The Court of Appeal disagreed with the High Court and concluded that the first stage was satisfied – the relationship between the school and a work experience student was akin to employment. P provided PE teaching to pupils, he was under the school’s close supervision and control, he was to be addressed in the same way as a teacher, and he had to sign up to the school’s safeguarding policy.
For stage 2, however, the Court of Appeal agreed that there was insufficient connection between the wrongful acts and the activities that P had been supposed to be carrying out. P had been given no pastoral responsibility for pupils, he was supposed to be supervised at all times, he was not in a position of authority over pupils, and the school had expressly prohibited him contacting pupils on Facebook.
As a result, even if the grooming commenced during the placement, the school was not vicariously responsible for P’s actions, and the appeal was rejected.
This judgement provides further clarification in this complex area of law. Confirmation that a week-long work experience student may be deemed to have a relationship akin to employment is a stark reminder for all employers, not just in the education sector, of the prospect of vicarious liability arising, and employers may wish to ensure that their employers’ liability insurance will cover any claims relating to the acts of such students.

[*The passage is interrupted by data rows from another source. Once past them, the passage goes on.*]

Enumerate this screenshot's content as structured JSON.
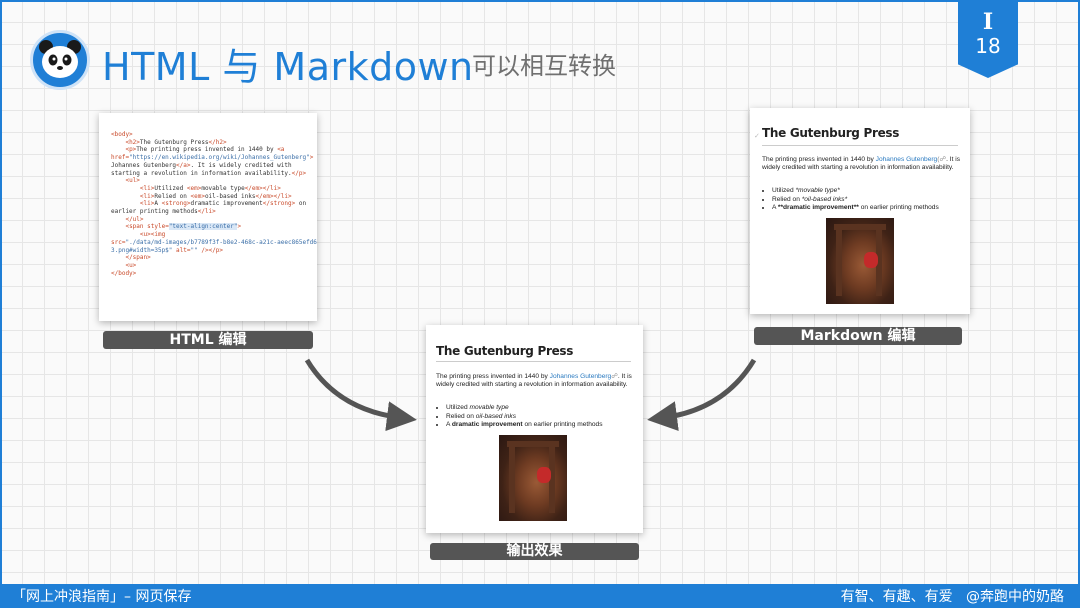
{
  "header": {
    "title": "HTML 与 Markdown",
    "subtitle": "可以相互转换",
    "logo_icon": "panda-icon",
    "accent_color": "#1f7fd6"
  },
  "page_badge": {
    "roman": "I",
    "number": "18"
  },
  "code_card": {
    "label": "HTML 编辑",
    "lines": [
      "<body>",
      "    <h2>The Gutenburg Press</h2>",
      "    <p>The printing press invented in 1440 by <a",
      "href=\"https://en.wikipedia.org/wiki/Johannes_Gutenberg\">",
      "Johannes Gutenberg</a>. It is widely credited with",
      "starting a revolution in information availability.</p>",
      "    <ul>",
      "        <li>Utilized <em>movable type</em></li>",
      "        <li>Relied on <em>oil-based inks</em></li>",
      "        <li>A <strong>dramatic improvement</strong> on",
      "earlier printing methods</li>",
      "    </ul>",
      "    <span style=\"text-align:center\">",
      "        <u><img",
      "src=\"./data/md-images/b7789f3f-b8e2-468c-a21c-aeec865efd6",
      "3.png#width=35p$\" alt=\"\" /></p>",
      "    </span>",
      "    <u>",
      "</body>"
    ]
  },
  "markdown_card": {
    "label": "Markdown 编辑",
    "heading": "The Gutenburg Press",
    "para_before_link": "The printing press invented in 1440 by ",
    "link": "Johannes Gutenberg",
    "para_after_link": ". It is widely credited with starting a revolution in information availability.",
    "items": [
      {
        "before": "Utilized ",
        "styled": "*movable type*",
        "after": ""
      },
      {
        "before": "Relied on ",
        "styled": "*oil-based inks*",
        "after": ""
      },
      {
        "before": "A ",
        "styled": "**dramatic improvement**",
        "after": " on earlier printing methods"
      }
    ]
  },
  "output_card": {
    "label": "输出效果",
    "heading": "The Gutenburg Press",
    "para_before_link": "The printing press invented in 1440 by ",
    "link": "Johannes Gutenberg",
    "para_after_link": ". It is widely credited with starting a revolution in information availability.",
    "items": [
      {
        "before": "Utilized ",
        "styled": "movable type",
        "after": ""
      },
      {
        "before": "Relied on ",
        "styled": "oil-based inks",
        "after": ""
      },
      {
        "before": "A ",
        "styled": "dramatic improvement",
        "after": " on earlier printing methods"
      }
    ]
  },
  "footer": {
    "left": "「网上冲浪指南」– 网页保存",
    "right": "有智、有趣、有爱   @奔跑中的奶酪",
    "bar_color": "#1f7fd6"
  }
}
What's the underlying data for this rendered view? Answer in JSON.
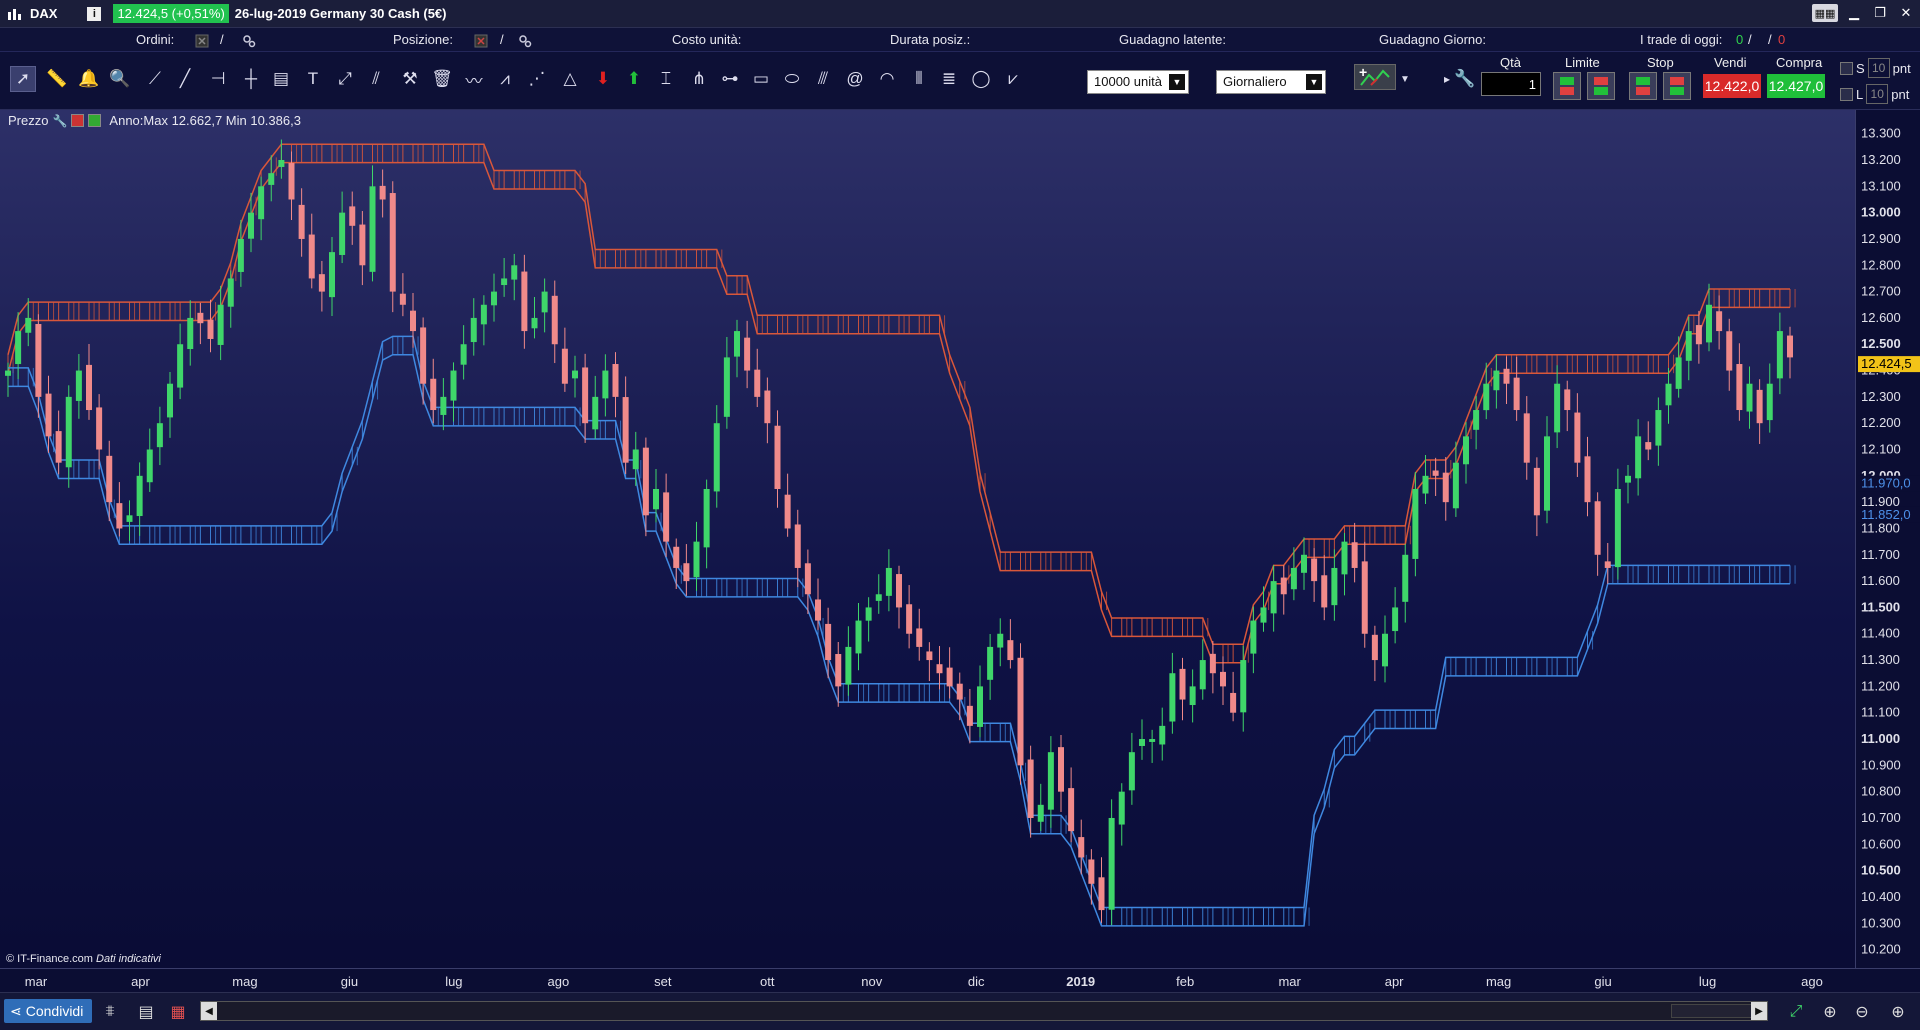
{
  "titlebar": {
    "symbol": "DAX",
    "info": "i",
    "price_change": "12.424,5 (+0,51%)",
    "title": "26-lug-2019 Germany 30 Cash (5€)"
  },
  "infobar": {
    "orders_label": "Ordini:",
    "orders_sep": "/",
    "position_label": "Posizione:",
    "position_sep": "/",
    "unit_cost_label": "Costo unità:",
    "duration_label": "Durata posiz.:",
    "latent_gain_label": "Guadagno latente:",
    "day_gain_label": "Guadagno Giorno:",
    "trades_today_label": "I trade di oggi:",
    "trades_green": "0",
    "trades_sep1": "/",
    "trades_sep2": "/",
    "trades_red": "0"
  },
  "toolbar": {
    "quantity_select": "10000 unità",
    "timeframe_select": "Giornaliero",
    "qty_label": "Qtà",
    "qty_value": "1",
    "limit_label": "Limite",
    "stop_label": "Stop",
    "sell_label": "Vendi",
    "sell_price": "12.422,0",
    "buy_label": "Compra",
    "buy_price": "12.427,0",
    "s_label": "S",
    "l_label": "L",
    "s_value": "10",
    "l_value": "10",
    "pnt": "pnt"
  },
  "chart": {
    "price_label": "Prezzo",
    "range_text": "Anno:Max 12.662,7 Min 10.386,3",
    "copyright": "© IT-Finance.com",
    "indicative": "Dati indicativi",
    "current_price_tag": "12.424,5",
    "kijun_tag": "11.970,0",
    "kijun2_tag": "11.852,0"
  },
  "chart_data": {
    "type": "candlestick",
    "title": "",
    "y_axis": {
      "ticks": [
        13300,
        13200,
        13100,
        13000,
        12900,
        12800,
        12700,
        12600,
        12500,
        12400,
        12300,
        12200,
        12100,
        12000,
        11900,
        11800,
        11700,
        11600,
        11500,
        11400,
        11300,
        11200,
        11100,
        11000,
        10900,
        10800,
        10700,
        10600,
        10500,
        10400,
        10300,
        10200
      ],
      "labels": [
        "13.300",
        "13.200",
        "13.100",
        "13.000",
        "12.900",
        "12.800",
        "12.700",
        "12.600",
        "12.500",
        "12.400",
        "12.300",
        "12.200",
        "12.100",
        "12.000",
        "11.900",
        "11.800",
        "11.700",
        "11.600",
        "11.500",
        "11.400",
        "11.300",
        "11.200",
        "11.100",
        "11.000",
        "10.900",
        "10.800",
        "10.700",
        "10.600",
        "10.500",
        "10.400",
        "10.300",
        "10.200"
      ],
      "bold": [
        13000,
        12500,
        12000,
        11500,
        11000,
        10500
      ],
      "ylim": [
        10130,
        13390
      ]
    },
    "x_axis": {
      "labels": [
        "mar",
        "apr",
        "mag",
        "giu",
        "lug",
        "ago",
        "set",
        "ott",
        "nov",
        "dic",
        "2019",
        "feb",
        "mar",
        "apr",
        "mag",
        "giu",
        "lug",
        "ago"
      ]
    },
    "close_series": [
      12400,
      12550,
      12600,
      12300,
      12150,
      12050,
      12300,
      12400,
      12250,
      12100,
      11900,
      11800,
      11850,
      12000,
      12100,
      12200,
      12350,
      12500,
      12600,
      12580,
      12520,
      12650,
      12750,
      12900,
      13000,
      13100,
      13150,
      13200,
      13050,
      12900,
      12750,
      12700,
      12850,
      13000,
      12950,
      12800,
      13100,
      13050,
      12700,
      12650,
      12550,
      12350,
      12250,
      12300,
      12400,
      12500,
      12600,
      12650,
      12700,
      12750,
      12800,
      12550,
      12600,
      12700,
      12500,
      12350,
      12400,
      12200,
      12300,
      12400,
      12300,
      12050,
      12100,
      11850,
      11950,
      11750,
      11650,
      11600,
      11750,
      11950,
      12200,
      12450,
      12550,
      12400,
      12300,
      12200,
      11950,
      11800,
      11650,
      11550,
      11450,
      11300,
      11200,
      11350,
      11450,
      11500,
      11550,
      11650,
      11500,
      11400,
      11350,
      11300,
      11250,
      11200,
      11150,
      11050,
      11200,
      11350,
      11400,
      11300,
      10900,
      10700,
      10750,
      10950,
      10800,
      10650,
      10550,
      10450,
      10350,
      10700,
      10800,
      10950,
      11000,
      11000,
      11050,
      11250,
      11150,
      11200,
      11300,
      11250,
      11200,
      11100,
      11300,
      11450,
      11500,
      11600,
      11550,
      11650,
      11700,
      11600,
      11500,
      11650,
      11750,
      11650,
      11400,
      11300,
      11400,
      11500,
      11700,
      11950,
      12000,
      12000,
      11900,
      12050,
      12150,
      12250,
      12350,
      12400,
      12350,
      12250,
      12050,
      11850,
      12150,
      12350,
      12250,
      12050,
      11900,
      11700,
      11650,
      11950,
      12000,
      12150,
      12100,
      12250,
      12350,
      12450,
      12550,
      12500,
      12650,
      12550,
      12400,
      12250,
      12350,
      12200,
      12350,
      12550,
      12450
    ],
    "kijun_upper_color": "#d9573a",
    "kijun_lower_color": "#3f88e0",
    "up_candle_color": "#3fd66a",
    "down_candle_color": "#f08a8a"
  },
  "bottom": {
    "share_label": "Condividi"
  }
}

The ‘close connection’ aspect of the decision is more reassuring for employers. The Court of Appeal found that even if the grooming originated in the school, it did not begin to satisfy the test of close connection.
This high threshold seems to be consistent in recent case law. For a wrongful act to satisfy the test, it must be so closely connected with the acts the wrongdoer was authorised to perform, that it would be fair to conclude that the wrongful acts were done in the course of employment (or other relationship).